04.11

2008
5:00 am

Terrorismo poético, Pixobomb e o pelado na Bienal

Postado em Arte, Brasil

A partir desta terça, durante 13 dias um cara chamado Maurício Ianês se encarregará de uma inusitada performance na Bienal de São Paulo. Ianês ficará vagando nu pelo saguão do segundo andar e só fará uso de coisas que o público lhe der - incluindo comida, roupas, móveis e qualquer coisa que lhe entregarem, pelo que eu entendi.

Ou seja: se derem roupas para ele, ele veste. Se derem cama, ele dorme. Se derem comida, ele come. O trabalho se chama A Bondade de Estranhos e vai contar, hum, com a bondade de estranhos. Ianês é um artística plástico e sua performance, certamente, será considerada genial por muitos entusiastas da Bienal.

David Sedaris, humorista americano autor de Eu Falar Bonito um Dia, fez artes mas não poupa piadas direcionadas a esse tipo de artista plástico performático mala. Nesse livro, ele explica como toda a sorte de idéia idiota acaba sendo considerada revolucionária e de uma sensibilidade artística inigualável se sua carteira e seu nome permitirem.

Mas David, na época que era artista plástico e fazia essas performances esquisitas, também era duro. E não sei como ele não pensou nesse número, que além de alçá-lo à condição de gênio performático, ainda seria capaz de angariar umas boas dúzias de peças de roupas, teto e rango grátis por 13 dias.

Existe uma característica importante que o ser humano, especialmente o artista, deve cuidar para nunca perder - e ela se chama senso do ridículo. É perigoso quando você nem percebe mais que todo mundo está rindo de você enquanto você atua de maneira inteiramente séria. Claro que o meio termo é necessário, e ninguém precisa deixar de fazer nada preocupado com o que os outros vão pensar. Mas nenhum extremo é válido.
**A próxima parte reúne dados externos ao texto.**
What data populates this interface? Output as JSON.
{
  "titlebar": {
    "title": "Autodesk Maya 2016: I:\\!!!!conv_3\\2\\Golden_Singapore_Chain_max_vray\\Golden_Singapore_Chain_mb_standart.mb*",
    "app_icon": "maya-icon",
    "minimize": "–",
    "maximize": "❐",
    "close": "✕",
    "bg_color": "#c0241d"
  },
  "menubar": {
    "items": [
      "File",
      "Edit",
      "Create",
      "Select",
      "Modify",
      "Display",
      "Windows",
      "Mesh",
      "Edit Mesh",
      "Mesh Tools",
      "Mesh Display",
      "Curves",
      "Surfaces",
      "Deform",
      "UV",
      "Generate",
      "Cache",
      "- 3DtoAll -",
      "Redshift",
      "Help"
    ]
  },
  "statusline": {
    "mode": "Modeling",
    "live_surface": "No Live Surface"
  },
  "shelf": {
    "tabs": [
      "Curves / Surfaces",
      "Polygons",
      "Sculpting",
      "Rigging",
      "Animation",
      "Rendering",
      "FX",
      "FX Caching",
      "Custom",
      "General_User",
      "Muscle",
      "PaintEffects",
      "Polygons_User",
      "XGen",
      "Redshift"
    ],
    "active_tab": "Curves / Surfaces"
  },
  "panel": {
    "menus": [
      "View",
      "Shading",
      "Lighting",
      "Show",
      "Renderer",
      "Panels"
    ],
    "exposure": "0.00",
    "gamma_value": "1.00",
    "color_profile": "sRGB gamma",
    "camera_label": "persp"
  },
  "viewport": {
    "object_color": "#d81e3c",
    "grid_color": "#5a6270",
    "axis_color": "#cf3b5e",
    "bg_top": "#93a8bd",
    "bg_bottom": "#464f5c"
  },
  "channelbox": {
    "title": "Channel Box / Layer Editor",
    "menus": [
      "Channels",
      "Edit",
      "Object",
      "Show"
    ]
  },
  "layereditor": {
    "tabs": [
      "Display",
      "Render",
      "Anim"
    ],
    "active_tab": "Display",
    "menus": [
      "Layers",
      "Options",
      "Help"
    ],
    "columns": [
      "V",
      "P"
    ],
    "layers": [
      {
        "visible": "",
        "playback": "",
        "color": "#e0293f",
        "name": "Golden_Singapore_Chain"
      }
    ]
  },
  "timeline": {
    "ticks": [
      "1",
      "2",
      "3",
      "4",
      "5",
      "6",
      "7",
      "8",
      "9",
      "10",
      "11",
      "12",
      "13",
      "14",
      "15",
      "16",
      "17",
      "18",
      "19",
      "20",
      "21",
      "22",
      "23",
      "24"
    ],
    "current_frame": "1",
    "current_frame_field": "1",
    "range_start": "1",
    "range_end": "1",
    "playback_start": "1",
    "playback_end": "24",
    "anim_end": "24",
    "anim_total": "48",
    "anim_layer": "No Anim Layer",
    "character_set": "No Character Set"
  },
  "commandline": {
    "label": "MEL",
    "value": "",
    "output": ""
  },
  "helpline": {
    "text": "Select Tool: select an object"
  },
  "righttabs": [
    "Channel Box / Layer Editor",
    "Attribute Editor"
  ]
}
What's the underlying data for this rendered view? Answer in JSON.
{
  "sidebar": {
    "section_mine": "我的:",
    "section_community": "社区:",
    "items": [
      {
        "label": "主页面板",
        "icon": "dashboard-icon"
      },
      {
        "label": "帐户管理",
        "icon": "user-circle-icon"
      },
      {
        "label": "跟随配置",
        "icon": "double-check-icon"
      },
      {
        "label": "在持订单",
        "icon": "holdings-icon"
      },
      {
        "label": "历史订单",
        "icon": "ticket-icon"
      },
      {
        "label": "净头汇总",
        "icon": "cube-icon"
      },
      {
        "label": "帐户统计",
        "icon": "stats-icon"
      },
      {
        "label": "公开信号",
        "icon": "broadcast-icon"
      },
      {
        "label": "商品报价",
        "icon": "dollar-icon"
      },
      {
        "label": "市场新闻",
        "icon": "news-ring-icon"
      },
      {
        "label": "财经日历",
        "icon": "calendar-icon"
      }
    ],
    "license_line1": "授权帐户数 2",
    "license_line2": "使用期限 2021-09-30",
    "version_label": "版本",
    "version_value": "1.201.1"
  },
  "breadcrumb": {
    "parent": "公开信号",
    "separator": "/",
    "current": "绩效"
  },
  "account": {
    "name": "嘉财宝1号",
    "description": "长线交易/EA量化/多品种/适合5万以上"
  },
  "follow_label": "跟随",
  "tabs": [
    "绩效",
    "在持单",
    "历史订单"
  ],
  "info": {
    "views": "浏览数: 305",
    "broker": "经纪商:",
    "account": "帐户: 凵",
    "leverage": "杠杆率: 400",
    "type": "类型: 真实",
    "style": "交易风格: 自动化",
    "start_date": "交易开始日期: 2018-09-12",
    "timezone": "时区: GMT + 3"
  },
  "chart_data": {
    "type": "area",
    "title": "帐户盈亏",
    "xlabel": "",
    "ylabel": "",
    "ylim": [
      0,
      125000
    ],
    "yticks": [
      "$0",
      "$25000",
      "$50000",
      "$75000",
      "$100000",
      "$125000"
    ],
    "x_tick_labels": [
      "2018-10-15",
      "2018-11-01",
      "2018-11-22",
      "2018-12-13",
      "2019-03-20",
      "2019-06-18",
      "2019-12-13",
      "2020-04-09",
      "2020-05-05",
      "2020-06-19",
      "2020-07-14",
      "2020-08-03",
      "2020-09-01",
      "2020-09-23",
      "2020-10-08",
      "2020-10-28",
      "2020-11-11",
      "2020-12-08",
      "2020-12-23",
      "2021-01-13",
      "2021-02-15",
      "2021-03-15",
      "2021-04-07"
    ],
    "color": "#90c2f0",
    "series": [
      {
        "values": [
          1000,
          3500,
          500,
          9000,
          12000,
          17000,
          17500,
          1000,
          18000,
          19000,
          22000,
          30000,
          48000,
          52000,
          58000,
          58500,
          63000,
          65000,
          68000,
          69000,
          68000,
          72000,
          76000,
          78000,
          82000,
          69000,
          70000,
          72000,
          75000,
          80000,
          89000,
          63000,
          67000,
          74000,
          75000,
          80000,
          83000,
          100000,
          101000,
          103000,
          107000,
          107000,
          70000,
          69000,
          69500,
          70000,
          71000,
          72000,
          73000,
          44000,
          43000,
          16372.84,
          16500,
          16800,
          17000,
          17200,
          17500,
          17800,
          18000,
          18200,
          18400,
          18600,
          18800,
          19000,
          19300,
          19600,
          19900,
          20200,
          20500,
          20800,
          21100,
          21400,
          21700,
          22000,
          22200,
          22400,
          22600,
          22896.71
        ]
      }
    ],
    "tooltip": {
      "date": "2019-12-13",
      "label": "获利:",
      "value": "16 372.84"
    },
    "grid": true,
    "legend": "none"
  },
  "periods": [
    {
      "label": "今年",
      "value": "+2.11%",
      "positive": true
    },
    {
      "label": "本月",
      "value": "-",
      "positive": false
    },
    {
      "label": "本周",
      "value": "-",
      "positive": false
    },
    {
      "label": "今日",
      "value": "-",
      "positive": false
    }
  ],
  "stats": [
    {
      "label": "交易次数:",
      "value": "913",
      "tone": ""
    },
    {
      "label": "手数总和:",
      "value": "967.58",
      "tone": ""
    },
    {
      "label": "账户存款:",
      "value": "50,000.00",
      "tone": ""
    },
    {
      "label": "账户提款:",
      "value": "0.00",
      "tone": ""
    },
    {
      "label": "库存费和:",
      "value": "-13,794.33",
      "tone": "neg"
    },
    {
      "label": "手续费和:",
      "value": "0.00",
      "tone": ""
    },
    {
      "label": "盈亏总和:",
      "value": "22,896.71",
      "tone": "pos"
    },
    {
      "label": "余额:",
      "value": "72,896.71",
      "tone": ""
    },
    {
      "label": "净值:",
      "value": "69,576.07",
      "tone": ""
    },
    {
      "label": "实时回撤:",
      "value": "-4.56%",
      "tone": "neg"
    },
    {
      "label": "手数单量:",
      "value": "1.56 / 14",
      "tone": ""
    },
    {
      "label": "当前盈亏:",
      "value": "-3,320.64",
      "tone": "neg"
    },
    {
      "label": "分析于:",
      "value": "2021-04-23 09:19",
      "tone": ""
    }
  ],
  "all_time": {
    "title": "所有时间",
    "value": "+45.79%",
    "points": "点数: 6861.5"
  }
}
Não sei se isso é arte. Mas supondo que seja, por que a ‘manifestação’ do Rafael Pixobomb e do grupo de pichadores que invadiu primeiro a Belas Artes e depois a própria Bienal, aqui em cima, não é?

O que separa esse tipo de ação da ação dos outros caras? No caso do Pixobomb, ele diz que as invasões são um manifesto contra a capitalização do grafitti, que foi concebido como uma arte ilegal. Ianês, segundo o UOL, pretende com sua instalação “questionar a comunicação entre artista e público, e a responsabilidade do trabalho nesta comunicação.” Oi? É triste, mas a justificativa dos pichadores é muito mais coerente e bem menos hermética.

E a pichações, ou a maneira como elas aconteceram, ainda têm origem num um cara chamado Hakim Bey, que prega o terrorismo poético, cujo conceito é difícil de definir, mas tem seu maior expoente hoje em dia num cara que tá super famoso: o Banksy. Terrorismo poético envolve intervenções urbanas, arte de guerrilha, e é uma maneira ligeiramente invasiva de inserir arte e protesto no contexto urbano, no dia-a-dia, em situações em que não se espera que haja arte e contestação.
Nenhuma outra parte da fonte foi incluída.